L'affaire LVMH-Hermès met le luxe en ébullition

Par Serge Carreira, maître de conférence à Sciences po Paris.
Reuters

L'annonce par LVMH, le 23 octobre, de sa prise de participation de 17,1% dans le capital d'Hermès a choqué le monde du luxe. Malgré les rumeurs de prise de contrôle hostile, le contrôle familial et la capitalisation boursière excessive font d'Hermès une forteresse apparemment imprenable. Au-delà du symbole et quelles que soient les suites de cette initiative, cette annonce a été le signe du retour à l'optimisme dans le luxe. À l'issue d'une année 2009 en berne, et dans un contexte économique international encore incertain, les principaux acteurs du secteur affichent d'exceptionnelles progressions de ventes depuis le début de 2010 : + 37 % pour Richemont d'avril à août 2010, + 22,8 % pour Hermès, + 16 % pour LVMH et + 11,1 % pour Gucci Group (filiale de PPR) pour le premier semestre 2010. Les titres liés au secteur ont, depuis, fait un bond alors que les indices boursiers stagnent encore. Le luxe a donc, bel et bien, retrouvé, en 2010, son éclat mais peut-on, pour autant, parler de bulle ?

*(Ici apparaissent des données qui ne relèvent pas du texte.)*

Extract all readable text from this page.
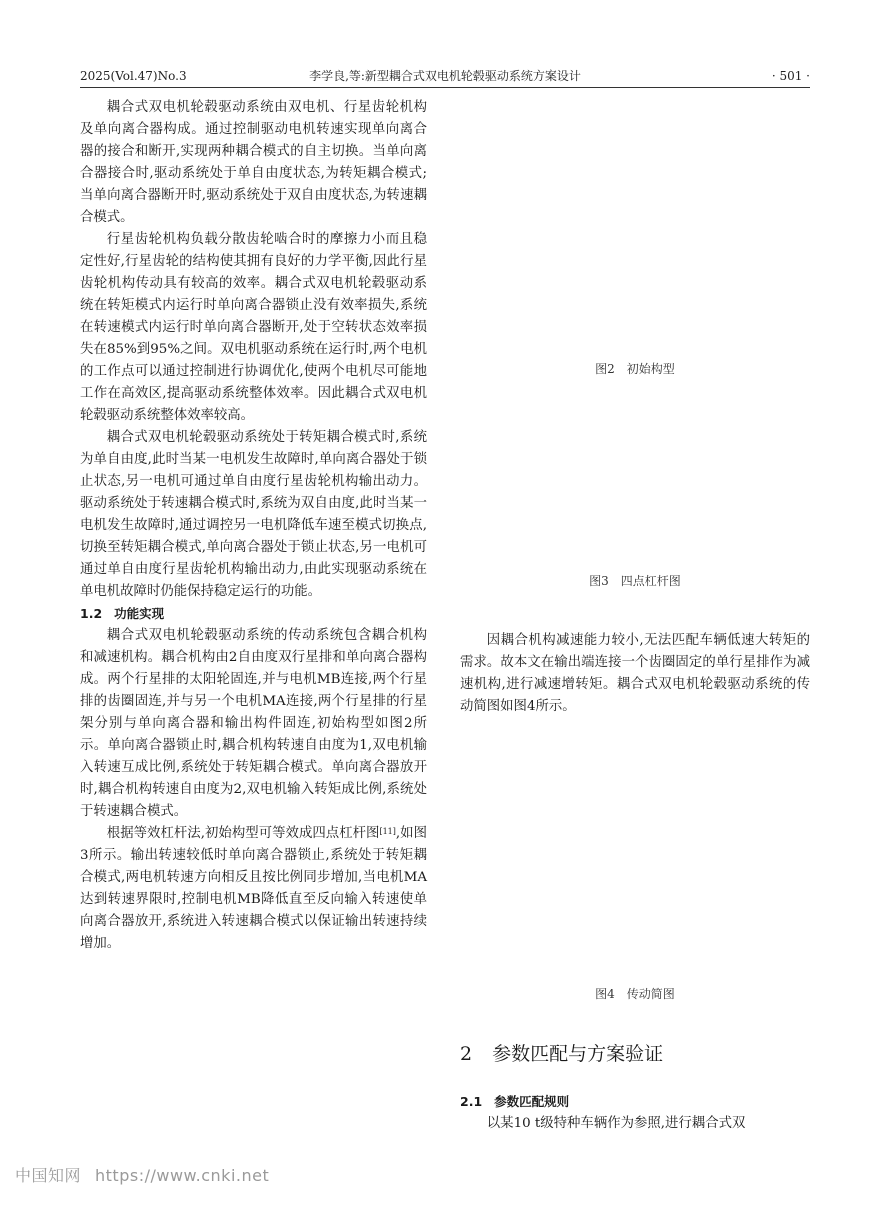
2025(Vol.47)No.3	李学良,等:新型耦合式双电机轮毂驱动系统方案设计	· 501 ·

耦合式双电机轮毂驱动系统由双电机、行星齿轮机构及单向离合器构成。通过控制驱动电机转速实现单向离合器的接合和断开,实现两种耦合模式的自主切换。当单向离合器接合时,驱动系统处于单自由度状态,为转矩耦合模式;当单向离合器断开时,驱动系统处于双自由度状态,为转速耦合模式。

行星齿轮机构负载分散齿轮啮合时的摩擦力小而且稳定性好,行星齿轮的结构使其拥有良好的力学平衡,因此行星齿轮机构传动具有较高的效率。耦合式双电机轮毂驱动系统在转矩模式内运行时单向离合器锁止没有效率损失,系统在转速模式内运行时单向离合器断开,处于空转状态效率损失在85%到95%之间。双电机驱动系统在运行时,两个电机的工作点可以通过控制进行协调优化,使两个电机尽可能地工作在高效区,提高驱动系统整体效率。因此耦合式双电机轮毂驱动系统整体效率较高。

耦合式双电机轮毂驱动系统处于转矩耦合模式时,系统为单自由度,此时当某一电机发生故障时,单向离合器处于锁止状态,另一电机可通过单自由度行星齿轮机构输出动力。驱动系统处于转速耦合模式时,系统为双自由度,此时当某一电机发生故障时,通过调控另一电机降低车速至模式切换点,切换至转矩耦合模式,单向离合器处于锁止状态,另一电机可通过单自由度行星齿轮机构输出动力,由此实现驱动系统在单电机故障时仍能保持稳定运行的功能。

1.2 功能实现

耦合式双电机轮毂驱动系统的传动系统包含耦合机构和减速机构。耦合机构由2自由度双行星排和单向离合器构成。两个行星排的太阳轮固连,并与电机MB连接,两个行星排的齿圈固连,并与另一个电机MA连接,两个行星排的行星架分别与单向离合器和输出构件固连,初始构型如图2所示。单向离合器锁止时,耦合机构转速自由度为1,双电机输入转速互成比例,系统处于转矩耦合模式。单向离合器放开时,耦合机构转速自由度为2,双电机输入转矩成比例,系统处于转速耦合模式。

根据等效杠杆法,初始构型可等效成四点杠杆图[11],如图3所示。输出转速较低时单向离合器锁止,系统处于转矩耦合模式,两电机转速方向相反且按比例同步增加,当电机MA达到转速界限时,控制电机MB降低直至反向输入转速使单向离合器放开,系统进入转速耦合模式以保证输出转速持续增加。

图2　初始构型
图3　四点杠杆图

因耦合机构减速能力较小,无法匹配车辆低速大转矩的需求。故本文在输出端连接一个齿圈固定的单行星排作为减速机构,进行减速增转矩。耦合式双电机轮毂驱动系统的传动简图如图4所示。

图4　传动简图
2 参数匹配与方案验证
2.1 参数匹配规则

以某10 t级特种车辆作为参照,进行耦合式双

中国知网 https://www.cnki.net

Tout d'abord, il y a un effet d'ajustement. Sur les trois dernières années, les évolutions des cours boursiers des acteurs du marché ont peu progressé, à l'exception notable d'Hermès et de LMVH. Beaucoup stagnent ou reculent. Par exemple, le titre PPR n'a pris que 3 %, Bulgari a perdu 24 % et Richemont a baissé de 26 %. Structurellement, jusqu'en 2001 l'objectif des conglomérats avait été de regrouper un large portefeuille de marques. La compétition était acharnée, dans les années 1990, pour acquérir de nouvelles griffes, ce qui a donné lieu à quelques excès. Mais depuis 2001, le secteur s'est recentré sur les marques à fort potentiel. Les acquisitions ont été plus rares et plus ciblées. Dans le même temps, les cessions d'actifs jugés non stratégiques n'ont plus été taboues comme celle de Hackett par Richemont ou celle de Christian Lacroix par LVMH en 2005.

Le marché s'est concentré sur quelques marques qui disposent d'une puissance et d'une notoriété immenses : les « hyperbrands ». Disposant de moyens financiers importants, elles ont, globalement, mieux résisté à la crise que les acteurs de taille plus modeste et ont profité de ces temps difficiles pour accroître leur part de marché. Elles se sont renforcées, notamment, en investissant massivement pour développer leur présence dans les pays à croissance forte. Les ouvertures de boutiques, les événements ou les collections spéciales se sont multipliés à un rythme soutenu dans le monde entier et, surtout, en Chine. Avec la reprise actuelle, ces « hyperbrands » disposent d'une avance considérable pour poursuivre leur expansion.

Les valeurs du luxe avaient été affectées par la crise financière. À l'automne 2008, au coeur de la crise, de vives critiques se sont élevées pour remettre en cause de façon radicale ce luxe tapageur et superficiel des années 2000. Il se disait que les clientes élégantes de New York avaient honte et cachaient leurs achats dans des sacs anonymes. Les principales marques ont réagi vigoureusement face aux nouvelles attentes des consommateurs. Elles ont dû adapter leur discours et valoriser leur héritage, leur savoir-faire et leur singularité à travers leurs campagnes de communication. Louis Vuitton met en scène ses artisans. Gucci montre des images de ses ateliers toscans. Dior ou Chanel disposent, pour leur part, de la magie de la haute couture pour exalter leur prestige. Le luxe a oeuvré pour retrouver sa légitimité. Aujourd'hui, on invoque plus volontiers un luxe discret, un luxe dit « authentique » basé sur des mots comme savoir-faire ou patrimoine. La particularité d'Hermès est d'avoir fondé son identité sur l'artisanat et ses métiers. Cette constance explique, en grande partie, son attrait dans ce monde en changement.

Les fondamentaux du luxe sont solides pour ces « hyperbrands » qui ont consolidé leurs positions. Il est, par conséquent, excessif de parler de bulle. On peut parler plutôt d'un « flight to quality », un transfert des capitaux vers les meilleurs projets. Néanmoins, la forte croissance du secteur est un défi financier, managérial et identitaire pour les marques. Elles vont devoir entretenir le désir tout en renforçant leurs racines. Le bien-être individuel comprend de nouvelles exigences comme l'intégrité, l'éthique et le respect. Plus que jamais, le luxe doit porter du sens et prendre le chemin de l'excellence pour briller et garder tout son éclat, un éclat fragile et délicat.